While I think there are legitimate problems that philosophy aims to deal with, I contend that a not small subset of what we might think of as the “big” problems in philosophy aren’t real problems, but rather examples of ambiguity masquerading as mystery. A few prime examples are “what is it like to be a bat?”, “why is there something rather than nothing?”, and the “hard” problem of consciousness. I’d also suggest that to those that ask these questions earnestly, there is no answer that would satisfy, making them not really honest questions, but rather rhetorical ones. If you examine what each of these questions (and others) are rhetorically pointing toward… it’s ambiguity.
I think there are those that would suggest that this ambiguity is an arrow pointing toward some mystery in the world. While not impossible, we know a lot about language, and we know that ambiguity is common and often confuses and confounds us. If an apparent mystery can be equally well described as insoluble for decades or centuries, or just a trick of language, we know how common tricks of language are. I get how viscerally we feel like these are real problems, but I have yet to see that we can demonstrate that they actually are.

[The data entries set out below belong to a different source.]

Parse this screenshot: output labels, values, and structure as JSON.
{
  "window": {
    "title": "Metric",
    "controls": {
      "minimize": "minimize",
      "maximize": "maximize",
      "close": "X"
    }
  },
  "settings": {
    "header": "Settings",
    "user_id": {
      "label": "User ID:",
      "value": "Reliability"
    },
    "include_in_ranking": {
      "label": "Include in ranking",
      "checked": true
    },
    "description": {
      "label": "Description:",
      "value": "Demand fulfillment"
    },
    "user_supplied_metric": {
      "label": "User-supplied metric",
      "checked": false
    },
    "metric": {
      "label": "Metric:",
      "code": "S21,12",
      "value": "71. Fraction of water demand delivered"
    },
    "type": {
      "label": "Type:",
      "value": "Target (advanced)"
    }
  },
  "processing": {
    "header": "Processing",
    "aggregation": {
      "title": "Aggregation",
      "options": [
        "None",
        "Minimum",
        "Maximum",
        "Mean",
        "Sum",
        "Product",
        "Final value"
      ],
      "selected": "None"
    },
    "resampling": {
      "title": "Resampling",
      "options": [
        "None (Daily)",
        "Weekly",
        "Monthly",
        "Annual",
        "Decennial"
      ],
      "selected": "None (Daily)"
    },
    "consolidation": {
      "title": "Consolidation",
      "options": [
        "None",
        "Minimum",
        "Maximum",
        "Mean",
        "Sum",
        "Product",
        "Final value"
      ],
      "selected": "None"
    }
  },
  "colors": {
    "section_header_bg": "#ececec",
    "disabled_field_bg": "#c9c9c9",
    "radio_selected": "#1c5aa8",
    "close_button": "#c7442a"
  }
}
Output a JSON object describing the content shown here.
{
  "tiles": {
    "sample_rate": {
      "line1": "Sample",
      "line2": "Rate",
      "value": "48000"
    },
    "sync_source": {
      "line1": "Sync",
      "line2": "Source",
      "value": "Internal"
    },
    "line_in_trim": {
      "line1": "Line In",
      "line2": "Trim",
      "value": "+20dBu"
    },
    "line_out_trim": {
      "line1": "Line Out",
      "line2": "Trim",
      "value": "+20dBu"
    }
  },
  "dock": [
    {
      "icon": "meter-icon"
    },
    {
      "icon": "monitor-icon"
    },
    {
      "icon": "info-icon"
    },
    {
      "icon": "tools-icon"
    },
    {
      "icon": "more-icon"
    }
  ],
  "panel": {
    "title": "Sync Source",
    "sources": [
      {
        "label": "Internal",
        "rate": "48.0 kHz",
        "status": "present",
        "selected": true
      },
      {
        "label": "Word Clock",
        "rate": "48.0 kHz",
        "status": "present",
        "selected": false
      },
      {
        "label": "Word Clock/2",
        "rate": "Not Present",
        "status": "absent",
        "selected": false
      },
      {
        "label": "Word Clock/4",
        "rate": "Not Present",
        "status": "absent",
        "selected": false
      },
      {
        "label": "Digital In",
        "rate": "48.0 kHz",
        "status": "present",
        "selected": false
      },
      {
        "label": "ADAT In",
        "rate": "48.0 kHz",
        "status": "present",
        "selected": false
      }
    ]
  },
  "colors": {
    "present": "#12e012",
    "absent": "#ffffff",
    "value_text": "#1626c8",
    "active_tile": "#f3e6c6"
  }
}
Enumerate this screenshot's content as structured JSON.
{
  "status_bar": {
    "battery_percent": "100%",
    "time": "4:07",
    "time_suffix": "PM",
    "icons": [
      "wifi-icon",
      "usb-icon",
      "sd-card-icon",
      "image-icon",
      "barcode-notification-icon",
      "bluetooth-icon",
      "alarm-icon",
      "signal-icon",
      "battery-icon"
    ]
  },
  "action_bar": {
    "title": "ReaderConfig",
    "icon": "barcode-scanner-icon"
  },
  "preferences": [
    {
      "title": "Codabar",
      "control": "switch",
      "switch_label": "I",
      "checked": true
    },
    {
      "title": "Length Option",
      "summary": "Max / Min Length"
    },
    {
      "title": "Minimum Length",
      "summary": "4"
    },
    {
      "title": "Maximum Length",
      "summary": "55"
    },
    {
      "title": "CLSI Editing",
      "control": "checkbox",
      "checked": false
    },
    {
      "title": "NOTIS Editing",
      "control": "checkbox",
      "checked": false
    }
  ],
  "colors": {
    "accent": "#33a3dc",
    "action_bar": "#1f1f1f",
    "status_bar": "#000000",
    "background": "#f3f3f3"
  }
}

Let me tackle “what is it like to be a bat?”. Literally, the question is asking about simile. It is asking “what is similar or comparable to being a bat?”, however, in philosophy, we are trying to ask something more like a combination of “what does it feel like to be a bat?” and “what is it to be a bat?”. When posed as the original question, these feel like the same thing, but they are clearly different. “What does it feel like to be a bat?” is an exercise in imagination, and another request for simile. We might answer it like this:
To be a bat would be like swimming in the ocean. Where you cannot really hear much underwater and have to rely on your other senses, just so with the bat and sight. it would also be like being surrounded by elephants. As a bat, you would be much smaller than many creatures around you…
You can take issue with how well I described what it might feel like to be a bat, but certainly you can see that I am actually answering the question as asked. The distinct question, what is it to be a bat is also perfectly answerable. To be a bat is to be a winged mammal of the order Chiroptera.
I think that the reason this problem feels so much like a real problem and not an example of ambiguity is because cognitively, we lean so heavily on language to model the world, that sometimes we can temporarily forget that the word isn’t the thing it describes.
I’ve never deeply studied Wittgenstein, but it seems to me that this is what he was saying. I think these problems are examples of our intelligence being bewitched by our language.